Over nut en nadeel van theologie voor vergiffenisvan den Auweele, D., 2018, In : Tijdschrift voor Theologie. 58, 4, p. 381-396
Research output: Contribution to journal › Article › Academic › peer-review
Do we need a more or less robust theology to be able to understand forgiveness? Philosophers usually speak of forgiveness as an extension of understanding: that which I understand, I can forgive. In this article I will examine this attitude, first, by reading the work of Jankélévitch and Derrida. They believe that only the really unforgivable can be forgiven. This implies that we can only forgive what we cannot understand. To Jankélévitch this means that, on the one hand, the guilty party faces the victim with a pure sense of guilt (and no excuses) and that, on the other, the victim forgives without any further agenda of intentions. Derrida takes this idea of Jankélévitch one step further by pointing out that a sense of guilt cannot be a condition for forgiveness: it would taint the purity of forgiveness. Derrida poses the provocative question: Can someone who feels no remorse be forgiven? His answer is even more provocative: pure forgiveness will forgive the sinner without remorse. Next, this paper shows that both Jankélévitch and Derrida avoid any theological interpretation of forgiveness. They believe that theology will taint the sincere bond between people by simply interposing certain theological ideas between sinner and individual: I forgive because of God, not because of the other person. I will argue that their reservation about theology is unfortunate. A proper theological understanding of interpersonal relations – which unfortunately, I cannot discuss in more detail here – could offer us an understanding of human dignity that would make forgiveness really effective.

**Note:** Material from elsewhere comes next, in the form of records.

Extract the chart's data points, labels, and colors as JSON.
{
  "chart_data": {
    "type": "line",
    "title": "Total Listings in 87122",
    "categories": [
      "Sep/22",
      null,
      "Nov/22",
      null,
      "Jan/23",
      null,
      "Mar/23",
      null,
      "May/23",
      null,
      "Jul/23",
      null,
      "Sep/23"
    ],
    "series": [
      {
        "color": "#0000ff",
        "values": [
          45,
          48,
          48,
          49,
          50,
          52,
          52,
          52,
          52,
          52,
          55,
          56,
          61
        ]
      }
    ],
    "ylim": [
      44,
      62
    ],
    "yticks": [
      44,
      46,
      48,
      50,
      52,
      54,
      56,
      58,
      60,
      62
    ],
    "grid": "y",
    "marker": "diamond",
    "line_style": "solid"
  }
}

The relation between ideas of forgiveness and human dignity is problematic in the works of Jankélévitch and Derrida, because the sinner is not allowed to be accountable, and because the victim is supposed to relinquish any claim to justice. However, when forgiveness takes place in a theological context that guarantees human dignity which fortifies forgiveness with the right concepts, this might just guarantee dignity.